If the title of the property is given to your spouse or former spouse

If title is given to your spouse or former spouse, incident to divorce, no gain or loss is recognized on the transfer. A transfer of property is incident to divorce if:

  • the transfer occurs within one year after the date on which the marriage ends, or

  • if the transfer is related to the ending of the marriage.

The spouse receiving the property takes the basis of the transferring spouse. This result occurs even if the spouse who retains the residence pays cash and the transaction is made in the form of a sale.

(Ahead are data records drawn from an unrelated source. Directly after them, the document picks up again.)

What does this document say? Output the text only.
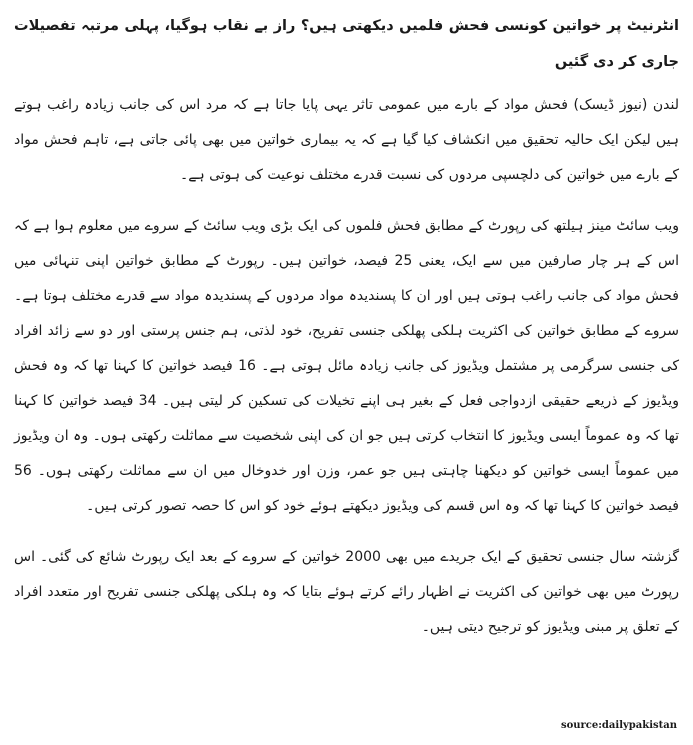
انٹرنیٹ پر خواتین کونسی فحش فلمیں دیکھتی ہیں؟ راز بے نقاب ہوگیا، پہلی مرتبہ تفصیلات جاری کر دی گئیں

لندن (نیوز ڈیسک) فحش مواد کے بارے میں عمومی تاثر یہی پایا جاتا ہے کہ مرد اس کی جانب زیادہ راغب ہوتے ہیں لیکن ایک حالیہ تحقیق میں انکشاف کیا گیا ہے کہ یہ بیماری خواتین میں بھی پائی جاتی ہے، تاہم فحش مواد کے بارے میں خواتین کی دلچسپی مردوں کی نسبت قدرے مختلف نوعیت کی ہوتی ہے۔

ویب سائٹ مینز ہیلتھ کی رپورٹ کے مطابق فحش فلموں کی ایک بڑی ویب سائٹ کے سروے میں معلوم ہوا ہے کہ اس کے ہر چار صارفین میں سے ایک، یعنی 25 فیصد، خواتین ہیں۔ رپورٹ کے مطابق خواتین اپنی تنہائی میں فحش مواد کی جانب راغب ہوتی ہیں اور ان کا پسندیدہ مواد مردوں کے پسندیدہ مواد سے قدرے مختلف ہوتا ہے۔ سروے کے مطابق خواتین کی اکثریت ہلکی پھلکی جنسی تفریح، خود لذتی، ہم جنس پرستی اور دو سے زائد افراد کی جنسی سرگرمی پر مشتمل ویڈیوز کی جانب زیادہ مائل ہوتی ہے۔ 16 فیصد خواتین کا کہنا تھا کہ وہ فحش ویڈیوز کے ذریعے حقیقی ازدواجی فعل کے بغیر ہی اپنے تخیلات کی تسکین کر لیتی ہیں۔ 34 فیصد خواتین کا کہنا تھا کہ وہ عموماً ایسی ویڈیوز کا انتخاب کرتی ہیں جو ان کی اپنی شخصیت سے مماثلت رکھتی ہوں۔ وہ ان ویڈیوز میں عموماً ایسی خواتین کو دیکھنا چاہتی ہیں جو عمر، وزن اور خدوخال میں ان سے مماثلت رکھتی ہوں۔ 56 فیصد خواتین کا کہنا تھا کہ وہ اس قسم کی ویڈیوز دیکھتے ہوئے خود کو اس کا حصہ تصور کرتی ہیں۔

گزشتہ سال جنسی تحقیق کے ایک جریدے میں بھی 2000 خواتین کے سروے کے بعد ایک رپورٹ شائع کی گئی۔ اس رپورٹ میں بھی خواتین کی اکثریت نے اظہار رائے کرتے ہوئے بتایا کہ وہ ہلکی پھلکی جنسی تفریح اور متعدد افراد کے تعلق پر مبنی ویڈیوز کو ترجیح دیتی ہیں۔

source:dailypakistan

If you retain the title of the property

Alternatively,  you can retain your interest in the residence even though you no longer live there. This option may be attractive if there are not enough assets to compensate you for your interest in the residence. You and your spouse could agree, pursuant to the settlement, that the residence subsequently will be sold (for example, when the children no longer live there) and the proceeds from the sale divided between the two of you. Your spouse could then use the tax exclusion. Or, alternatively, couples may decide to sell the house to a third party and split the proceeds.

If you decide to retain your interest in the residence, you should consider transferring it to your spouse and as part of the divorce settlement require him or her to divide the proceeds upon sale. Consequently, any applicable exclusions may be used toward the entire proceeds.